Part 2 of the story

My name is Rajesh Kumar, 36 years old, an accountant at a construction firm in the outskirts of Lucknow, India. My wife, Anjali, four years younger than me, works as an assistant at a cosmetics company. Anjali is beautiful, graceful, and talented—but what makes her unique is a peculiar passion: every weekend, she insists on going to “catch catfish.”

Since our wedding day, she would wake up early on Saturdays, slip on her rubber sandals, grab a netted basket, and say cheerfully:

“Let’s go fishing, Rajesh!”
At first, I thought it was harmless, even admirable. Not many men are lucky enough to have a wife so hardworking and energetic.

But slowly, doubts crept in. Every time she returned, her basket brimmed with catfish, water sloshing, the smell sharp and muddy. Yet her clothes were spotless. No dirt, no stains, not even damp. Sometimes I caught a faint fragrance of perfume clinging to her collar.

Still, something felt off. On nights when she slept peacefully beside me, I would sit in the living room staring at the fishing basket by the shoe rack, wondering if the catfish were just catfish.

One Saturday morning, I decided to find out. I pretended to have work but secretly followed her. She rode her scooter not toward any ponds, but into town, stopping before a run-down lodge hidden in a back alley. She entered quickly. My heart tightened.

Fifteen minutes later, a man arrived. I recognized him instantly—Vikram Sharma, an old colleague of hers, divorced, a few years older than me.

I couldn’t go inside. Not out of fear of being caught—but out of fear of confirming what I already knew.

That evening, Anjali returned, basket full of fat catfish, her face glowing.

“Today’s catch is perfect! Let’s make curry tomorrow,” she said.
I nodded, smiling faintly, while my hands trembled under the table.

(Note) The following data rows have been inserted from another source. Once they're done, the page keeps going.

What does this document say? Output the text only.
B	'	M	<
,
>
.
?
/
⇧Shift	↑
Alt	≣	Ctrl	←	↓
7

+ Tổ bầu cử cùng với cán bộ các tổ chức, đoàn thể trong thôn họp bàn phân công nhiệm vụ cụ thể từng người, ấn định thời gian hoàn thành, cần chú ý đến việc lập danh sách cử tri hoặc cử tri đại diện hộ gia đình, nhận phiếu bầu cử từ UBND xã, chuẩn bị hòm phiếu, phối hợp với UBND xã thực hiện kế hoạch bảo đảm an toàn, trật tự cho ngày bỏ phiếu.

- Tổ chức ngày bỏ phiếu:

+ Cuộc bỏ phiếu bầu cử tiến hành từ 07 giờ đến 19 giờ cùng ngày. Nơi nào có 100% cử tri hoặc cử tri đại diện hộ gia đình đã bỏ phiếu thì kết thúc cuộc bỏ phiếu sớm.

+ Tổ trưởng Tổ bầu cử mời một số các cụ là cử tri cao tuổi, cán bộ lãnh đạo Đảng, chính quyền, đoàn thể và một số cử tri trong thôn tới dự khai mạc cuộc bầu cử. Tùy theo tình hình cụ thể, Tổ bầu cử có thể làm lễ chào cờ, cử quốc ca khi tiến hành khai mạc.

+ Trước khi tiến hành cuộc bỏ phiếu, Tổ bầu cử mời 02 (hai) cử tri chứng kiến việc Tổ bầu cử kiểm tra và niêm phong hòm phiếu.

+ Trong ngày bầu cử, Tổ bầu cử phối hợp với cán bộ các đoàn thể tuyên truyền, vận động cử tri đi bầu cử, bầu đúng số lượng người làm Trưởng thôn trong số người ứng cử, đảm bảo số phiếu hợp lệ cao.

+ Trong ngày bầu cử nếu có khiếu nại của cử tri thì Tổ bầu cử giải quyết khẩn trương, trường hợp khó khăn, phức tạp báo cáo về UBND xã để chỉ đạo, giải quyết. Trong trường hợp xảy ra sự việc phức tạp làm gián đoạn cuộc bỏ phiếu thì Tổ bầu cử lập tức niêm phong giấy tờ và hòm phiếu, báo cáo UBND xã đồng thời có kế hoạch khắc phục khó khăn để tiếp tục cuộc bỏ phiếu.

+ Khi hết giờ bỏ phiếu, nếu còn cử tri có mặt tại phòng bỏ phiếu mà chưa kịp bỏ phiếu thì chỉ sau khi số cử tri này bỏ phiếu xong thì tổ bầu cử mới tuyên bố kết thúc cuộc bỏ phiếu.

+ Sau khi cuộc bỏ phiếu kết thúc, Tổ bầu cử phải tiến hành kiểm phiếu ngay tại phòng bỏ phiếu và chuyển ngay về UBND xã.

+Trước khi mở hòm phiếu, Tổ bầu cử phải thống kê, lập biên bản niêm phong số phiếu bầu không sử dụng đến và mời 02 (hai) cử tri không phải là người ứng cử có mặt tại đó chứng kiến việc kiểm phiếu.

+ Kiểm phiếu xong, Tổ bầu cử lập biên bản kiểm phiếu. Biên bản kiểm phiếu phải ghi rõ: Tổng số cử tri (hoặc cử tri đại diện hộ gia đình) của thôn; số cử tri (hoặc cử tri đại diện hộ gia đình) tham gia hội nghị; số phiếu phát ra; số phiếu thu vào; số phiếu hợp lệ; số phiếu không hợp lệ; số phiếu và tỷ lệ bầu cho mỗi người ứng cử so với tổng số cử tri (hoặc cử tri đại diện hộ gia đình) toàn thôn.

The next day, I asked my friend Sanjay, who works in security, to install a small GPS tracker in her scooter. I hated myself for it—but I could no longer breathe under the weight of suspicion.

For three weeks, I recorded her movements. Every Saturday, sometimes even Sundays, she visited different lodges—three in total. Always with him.

I couldn’t carry the silence anymore. I arranged to meet Vikram at a small teashop near the railway station.

He looked startled to see me, but sat down politely. I didn’t waste words.

“What is your relationship with Anjali?”

He sighed, his eyes lowering.

“I’m sorry, Rajesh. But… feelings aren’t always controllable.”
My fist tightened around the steaming cup, knuckles white. I wanted to break something, but all I could do was hold on.

That night, I laid the photos, call logs, and tracking data on the table before Anjali. She stared for a long time before tears filled her eyes.

“I never wanted to deceive you,” she muttered.

“But with you… I feel invisible. You plan everything, calculate everything, treat life like a balance sheet. With him, I feel alive again.”

She didn’t leave immediately. She asked for time to think. I didn’t beg her to stay. Something in me had already broken—with the last basket of catfish.

I still love her. Maybe I always will. But real love is not clinging at all costs. Sometimes, it is knowing when to let go—so the other person can live true to themselves.

Since that day, I have never touched catfish again.